The authors tackled the problem of super-resolving and forecasting fine-grid dynamics for time-dependent PDEs by introducing RELift, a two-phase learning framework that couples coarse-grid solvers with neural operators, achieving high-fidelity super-resolution and accurate long-horizon rollouts across multiple PDE benchmarks.

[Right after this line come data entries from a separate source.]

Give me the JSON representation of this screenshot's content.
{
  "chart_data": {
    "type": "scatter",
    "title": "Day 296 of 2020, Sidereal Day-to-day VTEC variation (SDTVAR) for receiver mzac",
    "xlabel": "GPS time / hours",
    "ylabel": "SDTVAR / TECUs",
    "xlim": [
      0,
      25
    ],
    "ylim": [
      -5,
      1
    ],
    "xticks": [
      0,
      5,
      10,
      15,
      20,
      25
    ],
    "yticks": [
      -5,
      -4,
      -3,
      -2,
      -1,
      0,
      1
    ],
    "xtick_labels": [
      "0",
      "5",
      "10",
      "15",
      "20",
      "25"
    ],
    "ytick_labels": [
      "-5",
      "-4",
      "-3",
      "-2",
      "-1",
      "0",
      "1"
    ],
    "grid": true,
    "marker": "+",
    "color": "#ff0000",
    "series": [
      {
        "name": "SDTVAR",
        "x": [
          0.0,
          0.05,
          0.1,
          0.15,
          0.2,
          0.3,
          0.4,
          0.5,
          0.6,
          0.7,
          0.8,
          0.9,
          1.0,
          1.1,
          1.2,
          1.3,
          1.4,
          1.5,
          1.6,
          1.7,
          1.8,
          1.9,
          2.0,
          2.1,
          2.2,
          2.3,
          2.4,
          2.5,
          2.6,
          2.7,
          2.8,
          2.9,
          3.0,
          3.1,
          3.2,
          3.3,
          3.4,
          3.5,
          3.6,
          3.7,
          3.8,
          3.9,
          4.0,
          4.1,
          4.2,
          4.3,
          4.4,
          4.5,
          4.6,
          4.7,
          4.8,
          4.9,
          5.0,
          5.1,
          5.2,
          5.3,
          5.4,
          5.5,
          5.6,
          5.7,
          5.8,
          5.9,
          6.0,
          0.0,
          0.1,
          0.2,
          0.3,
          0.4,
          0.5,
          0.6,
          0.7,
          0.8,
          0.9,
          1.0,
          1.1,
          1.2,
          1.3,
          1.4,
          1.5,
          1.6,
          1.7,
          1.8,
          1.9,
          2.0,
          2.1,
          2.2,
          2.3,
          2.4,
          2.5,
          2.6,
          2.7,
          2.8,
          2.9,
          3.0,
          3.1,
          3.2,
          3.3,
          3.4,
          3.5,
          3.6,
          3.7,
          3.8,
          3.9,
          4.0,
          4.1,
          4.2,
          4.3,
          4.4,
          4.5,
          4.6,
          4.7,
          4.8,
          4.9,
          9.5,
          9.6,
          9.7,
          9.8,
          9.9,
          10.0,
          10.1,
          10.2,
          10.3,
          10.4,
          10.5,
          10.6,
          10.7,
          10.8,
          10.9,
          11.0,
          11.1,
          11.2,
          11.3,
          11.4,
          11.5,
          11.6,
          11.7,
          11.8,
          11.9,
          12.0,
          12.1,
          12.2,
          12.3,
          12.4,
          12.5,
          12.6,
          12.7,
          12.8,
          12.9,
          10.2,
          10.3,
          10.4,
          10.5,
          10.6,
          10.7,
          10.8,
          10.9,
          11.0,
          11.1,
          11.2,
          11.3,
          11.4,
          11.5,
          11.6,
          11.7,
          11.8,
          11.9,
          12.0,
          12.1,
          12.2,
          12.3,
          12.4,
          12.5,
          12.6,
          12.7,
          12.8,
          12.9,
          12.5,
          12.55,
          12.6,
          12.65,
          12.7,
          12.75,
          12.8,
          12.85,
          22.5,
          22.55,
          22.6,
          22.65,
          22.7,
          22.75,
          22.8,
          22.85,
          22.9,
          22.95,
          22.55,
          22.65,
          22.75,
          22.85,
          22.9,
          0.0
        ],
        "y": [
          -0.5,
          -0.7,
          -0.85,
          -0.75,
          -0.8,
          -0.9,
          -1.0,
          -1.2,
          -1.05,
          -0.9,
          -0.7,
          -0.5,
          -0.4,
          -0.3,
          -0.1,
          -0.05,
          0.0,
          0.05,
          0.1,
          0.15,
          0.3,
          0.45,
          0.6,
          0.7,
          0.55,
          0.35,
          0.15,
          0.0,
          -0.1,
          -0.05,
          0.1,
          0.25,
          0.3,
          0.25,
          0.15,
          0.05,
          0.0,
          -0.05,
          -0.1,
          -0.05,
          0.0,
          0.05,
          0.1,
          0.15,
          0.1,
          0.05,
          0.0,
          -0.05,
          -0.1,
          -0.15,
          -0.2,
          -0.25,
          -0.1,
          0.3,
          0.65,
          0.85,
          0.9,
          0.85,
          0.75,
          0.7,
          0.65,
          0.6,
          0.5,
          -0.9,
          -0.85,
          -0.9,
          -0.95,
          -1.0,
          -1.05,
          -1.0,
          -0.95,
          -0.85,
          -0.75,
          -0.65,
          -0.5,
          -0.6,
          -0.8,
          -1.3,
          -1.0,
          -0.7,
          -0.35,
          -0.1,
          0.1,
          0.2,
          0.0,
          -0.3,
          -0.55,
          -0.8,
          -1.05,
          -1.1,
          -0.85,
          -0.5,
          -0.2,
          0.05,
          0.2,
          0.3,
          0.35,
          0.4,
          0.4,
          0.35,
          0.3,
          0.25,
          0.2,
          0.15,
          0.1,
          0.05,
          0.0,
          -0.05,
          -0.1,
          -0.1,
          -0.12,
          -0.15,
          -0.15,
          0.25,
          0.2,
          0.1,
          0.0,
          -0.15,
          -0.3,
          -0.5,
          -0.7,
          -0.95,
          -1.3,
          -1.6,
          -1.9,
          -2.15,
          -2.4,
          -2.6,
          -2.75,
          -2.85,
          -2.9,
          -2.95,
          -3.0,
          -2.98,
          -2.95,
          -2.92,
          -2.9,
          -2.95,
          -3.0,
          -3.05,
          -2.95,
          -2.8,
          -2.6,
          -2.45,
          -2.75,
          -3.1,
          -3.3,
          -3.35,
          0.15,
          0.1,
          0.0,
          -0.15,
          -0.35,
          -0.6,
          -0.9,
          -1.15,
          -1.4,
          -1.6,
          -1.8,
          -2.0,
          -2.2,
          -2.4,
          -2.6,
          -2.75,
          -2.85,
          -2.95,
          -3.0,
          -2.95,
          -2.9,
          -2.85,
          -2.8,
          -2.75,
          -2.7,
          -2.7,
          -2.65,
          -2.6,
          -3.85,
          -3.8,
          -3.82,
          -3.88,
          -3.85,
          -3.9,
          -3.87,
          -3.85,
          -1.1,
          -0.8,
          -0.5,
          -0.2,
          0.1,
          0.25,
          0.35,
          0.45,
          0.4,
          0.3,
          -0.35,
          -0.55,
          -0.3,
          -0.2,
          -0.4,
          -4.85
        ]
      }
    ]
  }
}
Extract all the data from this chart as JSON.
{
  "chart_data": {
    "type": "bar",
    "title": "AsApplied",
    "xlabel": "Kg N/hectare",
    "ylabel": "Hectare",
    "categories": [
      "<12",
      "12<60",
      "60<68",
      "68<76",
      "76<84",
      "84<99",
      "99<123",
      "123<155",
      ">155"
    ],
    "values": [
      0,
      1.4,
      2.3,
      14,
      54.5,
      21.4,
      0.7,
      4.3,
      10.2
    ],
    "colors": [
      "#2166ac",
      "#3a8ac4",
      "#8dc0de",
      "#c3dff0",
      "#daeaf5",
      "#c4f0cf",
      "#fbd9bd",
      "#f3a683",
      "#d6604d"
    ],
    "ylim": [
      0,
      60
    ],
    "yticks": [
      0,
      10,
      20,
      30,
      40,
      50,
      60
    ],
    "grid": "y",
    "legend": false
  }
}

We present RELift (Restrict, Evolve, Lift), a two-phase learning framework that couples coarse-grid numerical solvers with neural operators to super-resolve and forecast fine-grid dynamics for time-dependent partial differential equations (PDEs). In Phase 1, RELift learns a super-resolution operator that maps the solution on a coarse grid to a fine grid. In Phase 2, this learned operator is composed with a coarse-grid numerical integrator to construct an effective fine-grid propagator for the governing equation. We benchmark RELift on three canonical two-dimensional PDEs of increasing dynamical complexity -- the heat equation, the wave equation, and the incompressible Navier--Stokes equations -- and we further demonstrate its performance on a kinetic electron dynamics case study via the 1D1V Vlasov--Poisson system. Across all examples, RELift delivers high-fidelity super-resolution (Phase 1) and accurate long-horizon rollouts (Phase 2), outperforming standard super-resolution and neural operator baselines in both field-level error metrics and physics-relevant diagnostics. Finally, we provide error analysis of the effective fine-grid propagator, characterizing how approximation errors accumulate over time and explaining the observed numerical stability of the RELift framework.